B: Mammals lay eggs, too.

In this paper I propose a uniform account of the semantics of generics, which accounts for the quasi-existential readings as well as for the usual quasi-universal ones.

Generics are focus-sensitive: their domain is restricted by a set of alternatives, which may be provided by focus. I claim that, unlike other focus-sensitive operators, generics may, but do not have to, associate with focus. When alternatives are induced, either by focus or by other means, generics get their usual quasi-universal readings. But when no alternatives are introduced, quasi-existential readings result.

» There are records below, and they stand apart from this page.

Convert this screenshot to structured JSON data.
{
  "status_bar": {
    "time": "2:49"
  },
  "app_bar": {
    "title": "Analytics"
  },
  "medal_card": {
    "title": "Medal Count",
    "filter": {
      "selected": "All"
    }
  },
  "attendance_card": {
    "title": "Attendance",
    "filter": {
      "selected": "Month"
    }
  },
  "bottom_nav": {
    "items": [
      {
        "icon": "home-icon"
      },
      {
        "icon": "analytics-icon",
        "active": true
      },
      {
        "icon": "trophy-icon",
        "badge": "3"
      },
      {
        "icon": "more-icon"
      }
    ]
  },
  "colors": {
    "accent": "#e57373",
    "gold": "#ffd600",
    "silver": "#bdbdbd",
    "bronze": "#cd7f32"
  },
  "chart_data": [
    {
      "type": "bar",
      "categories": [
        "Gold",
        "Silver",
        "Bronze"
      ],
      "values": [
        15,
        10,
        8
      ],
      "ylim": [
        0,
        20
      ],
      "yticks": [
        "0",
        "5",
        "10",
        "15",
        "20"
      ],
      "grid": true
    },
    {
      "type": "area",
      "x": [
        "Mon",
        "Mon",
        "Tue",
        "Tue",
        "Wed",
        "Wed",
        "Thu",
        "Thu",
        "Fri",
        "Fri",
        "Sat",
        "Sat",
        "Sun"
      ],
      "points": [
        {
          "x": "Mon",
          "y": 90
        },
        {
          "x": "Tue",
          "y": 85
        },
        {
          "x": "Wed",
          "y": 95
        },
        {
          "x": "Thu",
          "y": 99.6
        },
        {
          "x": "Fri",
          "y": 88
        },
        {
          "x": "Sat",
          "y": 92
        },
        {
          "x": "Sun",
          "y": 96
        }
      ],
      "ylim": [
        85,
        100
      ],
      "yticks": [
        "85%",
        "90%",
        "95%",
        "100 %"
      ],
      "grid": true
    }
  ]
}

I argue that generics, unlike adverbs of quantification, do not introduce tripartite structures directly, but are initially interpreted as cases of direct kind predication. Only when this interpretation fails to make sense, the generic quantifier is accommodated, and tripartite structures result. This two-level interpretation has the effect that while adverbs of quantification require focus to determine which elements go to the restrictor and which to the nuclear scope, and hence must associate with focus, generics do not, and hence allow no association with focus and quasi-existential readings.